Irlande/
Frank Delaney
En 1951, l'
Irlande est encore parcourue par quelques conteurs qui vont de villages en villages offrir la mémoire du pays aux oreilles curieuses. le talent du Conteur fait de lui un personnage mythique qui hébergé chez l'habitant se voit offrir le dormir et le manger contre une soirée ou plusieurs au cours desquelles se regroupent dix puis vingt puis trente villageois autour de l'âtre pendant les soirées d'hiver.
La famille O'Mara comprend John le père, avide de connaissance, et Ronan le fils qui veut devenir conteur lui aussi. Les deux sont complices pour retenir le Conteur, mais la mère, Alison, voit tout cela d'un mauvais oeil. On se demande pourquoi…
Et l'on découvre l'histoire de Newgrange, cette construction extraordinaire située au coeur du pays. Puis celle du roi d'Ulster, Conor , celle de
Saint Patrick, et encore bien d'autres comme celle de Brendan le Navigateur qui découvrit l'Amérique au Vé siècle ou encore l'invasion des Vikings à la fin du VIII é siècle et le règne de Brian Boru au XI é siècle.
C'est toute l'histoire de ce pays fascinant qu'est l'
Irlande qui est narrée dans un style simple, lyrique, de façon ludique et originale comme un conte merveilleux pour enfant, mais riche d'enseignement.
Et Ronan va se faire conteur d'occasion, puis son professeur d‘histoire à l'université prend le relais. Avec habileté, l'auteur passe d'une histoire à l'autre pour un récit passionnant qui décrit aussi la façon dont vivait le peuple irlandais autrefois. On apprend notamment pourquoi le trèfle est l'emblème de ce pays. Et aussi que tout chef irlandais qui combattait l‘Angleterre dans une armée française recevait en récompense une terre enrichie de vignobles, d'où les noms de crus tels que Phelan, Lynch, Kirwan, Haut-Brion (pour O'Brien). C'était au début du XVII é siècle.

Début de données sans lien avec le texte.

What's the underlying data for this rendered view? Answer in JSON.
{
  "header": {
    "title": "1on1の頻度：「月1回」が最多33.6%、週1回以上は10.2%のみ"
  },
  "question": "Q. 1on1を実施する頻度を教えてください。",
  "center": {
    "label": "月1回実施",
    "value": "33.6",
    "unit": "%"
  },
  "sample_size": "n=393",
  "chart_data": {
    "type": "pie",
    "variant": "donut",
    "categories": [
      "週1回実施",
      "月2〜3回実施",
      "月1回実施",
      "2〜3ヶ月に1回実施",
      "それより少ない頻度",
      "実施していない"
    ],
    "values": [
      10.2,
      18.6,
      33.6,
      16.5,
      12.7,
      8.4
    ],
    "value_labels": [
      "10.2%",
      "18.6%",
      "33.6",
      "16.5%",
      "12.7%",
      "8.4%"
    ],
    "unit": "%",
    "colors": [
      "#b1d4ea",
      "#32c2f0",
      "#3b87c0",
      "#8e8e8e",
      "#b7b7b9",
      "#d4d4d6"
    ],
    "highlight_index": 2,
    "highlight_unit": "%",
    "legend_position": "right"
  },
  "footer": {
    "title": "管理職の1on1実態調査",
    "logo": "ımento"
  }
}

« Les vieilles légendes contées au coin de l'âtre les soirs d'hiver provenaient tout droit du fond des siècles et les personnages, pétris d'amour, de haine et de feu surgissaient devant nous ».

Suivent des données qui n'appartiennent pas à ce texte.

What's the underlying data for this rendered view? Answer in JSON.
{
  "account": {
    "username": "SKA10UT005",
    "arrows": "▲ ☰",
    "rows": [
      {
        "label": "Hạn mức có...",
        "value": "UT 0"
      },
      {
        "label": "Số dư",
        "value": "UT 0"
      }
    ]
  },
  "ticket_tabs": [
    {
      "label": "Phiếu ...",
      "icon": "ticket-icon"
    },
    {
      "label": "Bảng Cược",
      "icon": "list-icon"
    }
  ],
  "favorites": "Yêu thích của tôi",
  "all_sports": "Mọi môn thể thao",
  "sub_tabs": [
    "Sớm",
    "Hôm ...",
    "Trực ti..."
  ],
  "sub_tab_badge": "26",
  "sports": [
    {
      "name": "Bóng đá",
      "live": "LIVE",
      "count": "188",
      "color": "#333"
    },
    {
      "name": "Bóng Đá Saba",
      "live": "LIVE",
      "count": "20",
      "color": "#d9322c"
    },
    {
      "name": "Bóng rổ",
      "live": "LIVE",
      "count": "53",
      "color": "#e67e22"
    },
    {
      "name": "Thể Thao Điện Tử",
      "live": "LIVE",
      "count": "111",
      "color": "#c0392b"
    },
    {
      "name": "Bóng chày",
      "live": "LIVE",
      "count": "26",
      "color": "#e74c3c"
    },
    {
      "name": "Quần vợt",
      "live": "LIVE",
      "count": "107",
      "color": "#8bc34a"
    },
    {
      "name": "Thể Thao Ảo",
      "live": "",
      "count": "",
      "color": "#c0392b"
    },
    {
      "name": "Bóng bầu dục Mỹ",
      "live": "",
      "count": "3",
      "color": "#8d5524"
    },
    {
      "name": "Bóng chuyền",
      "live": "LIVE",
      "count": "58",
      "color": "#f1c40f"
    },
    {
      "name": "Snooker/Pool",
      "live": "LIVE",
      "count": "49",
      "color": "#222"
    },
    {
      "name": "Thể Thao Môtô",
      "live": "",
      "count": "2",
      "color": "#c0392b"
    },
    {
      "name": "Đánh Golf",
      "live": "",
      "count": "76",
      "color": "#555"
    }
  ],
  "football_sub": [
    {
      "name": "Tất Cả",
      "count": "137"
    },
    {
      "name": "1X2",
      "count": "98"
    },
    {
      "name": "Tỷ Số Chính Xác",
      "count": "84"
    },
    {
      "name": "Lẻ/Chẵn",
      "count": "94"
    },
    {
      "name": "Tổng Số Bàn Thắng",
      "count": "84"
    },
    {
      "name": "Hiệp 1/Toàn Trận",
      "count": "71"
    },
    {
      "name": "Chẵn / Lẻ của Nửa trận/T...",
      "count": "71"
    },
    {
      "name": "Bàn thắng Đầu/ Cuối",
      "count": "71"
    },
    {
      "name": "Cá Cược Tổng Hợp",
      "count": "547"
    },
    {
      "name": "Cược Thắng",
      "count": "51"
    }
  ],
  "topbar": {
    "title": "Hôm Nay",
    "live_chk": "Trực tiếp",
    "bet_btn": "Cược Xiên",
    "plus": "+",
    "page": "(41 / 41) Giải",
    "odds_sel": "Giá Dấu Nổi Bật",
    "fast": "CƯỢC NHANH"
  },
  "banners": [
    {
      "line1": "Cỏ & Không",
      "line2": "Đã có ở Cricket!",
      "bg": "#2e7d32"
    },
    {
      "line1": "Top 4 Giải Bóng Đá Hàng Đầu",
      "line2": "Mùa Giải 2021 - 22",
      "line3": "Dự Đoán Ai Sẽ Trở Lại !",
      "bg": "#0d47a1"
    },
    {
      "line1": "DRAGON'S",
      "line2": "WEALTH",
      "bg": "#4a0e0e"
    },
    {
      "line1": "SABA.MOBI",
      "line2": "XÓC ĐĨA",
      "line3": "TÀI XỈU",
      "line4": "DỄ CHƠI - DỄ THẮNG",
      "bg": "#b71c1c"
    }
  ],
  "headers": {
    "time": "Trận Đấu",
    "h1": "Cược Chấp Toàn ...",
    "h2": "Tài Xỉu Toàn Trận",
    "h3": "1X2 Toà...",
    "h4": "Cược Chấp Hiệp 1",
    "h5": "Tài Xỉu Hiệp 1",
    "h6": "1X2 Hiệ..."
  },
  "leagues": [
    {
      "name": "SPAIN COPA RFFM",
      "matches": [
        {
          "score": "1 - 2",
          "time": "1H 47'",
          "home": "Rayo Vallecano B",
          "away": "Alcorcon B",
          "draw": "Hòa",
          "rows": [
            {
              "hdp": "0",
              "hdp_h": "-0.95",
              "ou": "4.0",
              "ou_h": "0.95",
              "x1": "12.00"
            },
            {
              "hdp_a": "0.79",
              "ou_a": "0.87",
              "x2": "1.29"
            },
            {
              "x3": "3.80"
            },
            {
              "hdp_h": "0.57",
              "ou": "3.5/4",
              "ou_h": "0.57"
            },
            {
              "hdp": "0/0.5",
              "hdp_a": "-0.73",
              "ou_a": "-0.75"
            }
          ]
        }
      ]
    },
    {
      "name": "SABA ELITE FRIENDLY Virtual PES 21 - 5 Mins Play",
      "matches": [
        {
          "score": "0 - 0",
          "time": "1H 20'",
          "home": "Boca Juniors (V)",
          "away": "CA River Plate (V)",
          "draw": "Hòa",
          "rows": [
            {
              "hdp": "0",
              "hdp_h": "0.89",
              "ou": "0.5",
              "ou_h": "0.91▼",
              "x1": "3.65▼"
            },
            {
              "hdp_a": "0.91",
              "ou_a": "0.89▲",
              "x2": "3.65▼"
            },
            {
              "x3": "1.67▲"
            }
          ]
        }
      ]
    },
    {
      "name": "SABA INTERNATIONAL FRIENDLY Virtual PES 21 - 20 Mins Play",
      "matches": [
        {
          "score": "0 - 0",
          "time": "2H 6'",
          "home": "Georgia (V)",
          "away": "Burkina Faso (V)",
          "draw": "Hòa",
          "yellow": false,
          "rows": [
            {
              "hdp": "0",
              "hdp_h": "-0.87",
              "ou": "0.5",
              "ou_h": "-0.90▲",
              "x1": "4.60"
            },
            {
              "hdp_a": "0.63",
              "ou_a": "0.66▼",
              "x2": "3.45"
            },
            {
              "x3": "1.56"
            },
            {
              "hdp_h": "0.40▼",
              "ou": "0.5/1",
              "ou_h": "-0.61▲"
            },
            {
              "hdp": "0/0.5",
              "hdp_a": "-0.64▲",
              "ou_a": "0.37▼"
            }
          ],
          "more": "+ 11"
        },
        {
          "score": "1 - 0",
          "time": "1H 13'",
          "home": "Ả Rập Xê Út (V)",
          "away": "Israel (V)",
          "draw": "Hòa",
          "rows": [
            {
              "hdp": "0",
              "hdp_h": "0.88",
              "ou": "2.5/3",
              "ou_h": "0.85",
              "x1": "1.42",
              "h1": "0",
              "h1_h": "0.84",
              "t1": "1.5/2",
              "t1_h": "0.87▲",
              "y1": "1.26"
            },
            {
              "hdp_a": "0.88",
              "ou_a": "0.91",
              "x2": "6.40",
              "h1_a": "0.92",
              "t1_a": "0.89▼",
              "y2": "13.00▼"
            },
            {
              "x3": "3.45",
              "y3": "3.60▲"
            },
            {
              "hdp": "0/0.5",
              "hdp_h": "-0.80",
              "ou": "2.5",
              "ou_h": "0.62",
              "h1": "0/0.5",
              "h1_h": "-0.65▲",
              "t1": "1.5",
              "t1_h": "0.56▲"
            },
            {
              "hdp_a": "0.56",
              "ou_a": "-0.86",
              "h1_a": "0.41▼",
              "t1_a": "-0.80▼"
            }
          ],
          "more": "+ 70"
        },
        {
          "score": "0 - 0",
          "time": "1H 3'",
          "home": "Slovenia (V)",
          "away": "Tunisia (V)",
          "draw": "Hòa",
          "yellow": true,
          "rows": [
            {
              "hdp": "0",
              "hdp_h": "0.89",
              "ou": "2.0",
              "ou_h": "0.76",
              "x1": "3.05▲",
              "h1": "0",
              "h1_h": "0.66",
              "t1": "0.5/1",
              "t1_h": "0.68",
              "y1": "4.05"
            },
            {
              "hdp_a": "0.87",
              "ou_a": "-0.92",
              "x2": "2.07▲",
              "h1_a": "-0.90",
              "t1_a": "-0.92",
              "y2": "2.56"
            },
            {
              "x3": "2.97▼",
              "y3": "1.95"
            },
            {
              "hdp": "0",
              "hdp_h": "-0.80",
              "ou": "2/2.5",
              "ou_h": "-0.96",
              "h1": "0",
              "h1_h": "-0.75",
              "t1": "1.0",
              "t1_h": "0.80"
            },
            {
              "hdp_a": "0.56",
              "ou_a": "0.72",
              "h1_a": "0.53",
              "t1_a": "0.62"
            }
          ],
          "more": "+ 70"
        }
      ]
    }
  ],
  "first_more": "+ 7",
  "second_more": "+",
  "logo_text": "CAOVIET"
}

La question qui se pose en y réfléchissant, c'est celle de savoir si l'on peut séparer l'Histoire du mythe dans un pays comme l'
Irlande ? Car derrière chaque conte, mythe ou réalité historique, il y a une vérité, une sagesse inhérente, une leçon de vie. Cela conduit à une réflexion plus profonde et essentielle. le mythe possède ce caractère très particulier de se rattacher presque toujours au temps fabuleux des commencements. Il se situe en fait hors de l'Histoire et son temps est celui de l'éternité, de la permanence et de la répétition, d'où le rôle du Conteur. Sa vérité quoique non objective est primordiale car elle donne un sens à ce que l'homme ne parvient pas à expliquer de sa propre histoire. Elle a une fonction étiologique en quelque sorte. Il arrive souvent qu'à un tel événement historique s'ajoute un aspect mythique, les deux fusionnant et finissant par se confondre (Histoire de
Saint Patrick par exemple). Avec le temps, la fusion s'est défaite et seul le mythe perdure principalement. Il se produit une sorte de déshistorisation de l'événement, et le substrat historique résiduel est considéré alors comme une fable.
Ce thème sera d'ailleurs le sujet de thèse de doctorat de Ronan : « Valeur du mythe dans
L Histoire ».
Un autre aspect de l'Histoire est son manque de sentiment en ce sens que lorsque nous lisons
L Histoire, nous connaissons les faits, mais nous ne savons jamais ce qu‘éprouvaient l'ensemble des gens à ce moment là. Prenons un exemple : en 1610, lors de l'assassinat de Henri IV, la population dans l'ensemble fut-elle soulagée ou consternée ? Et la mort de Louis XIV en 1715 attrista-t-elle la population ou non ? Qui le sait ?
Alors qu'on s'achemine tranquillement vers la fin des 430 pages de ce récit merveilleux, la découverte par Ronan d'une lettre écrite par le Conteur vient apporter un éclairage tout à fait différent sur tous les personnages.
Un très beau livre qui se lit avec passion.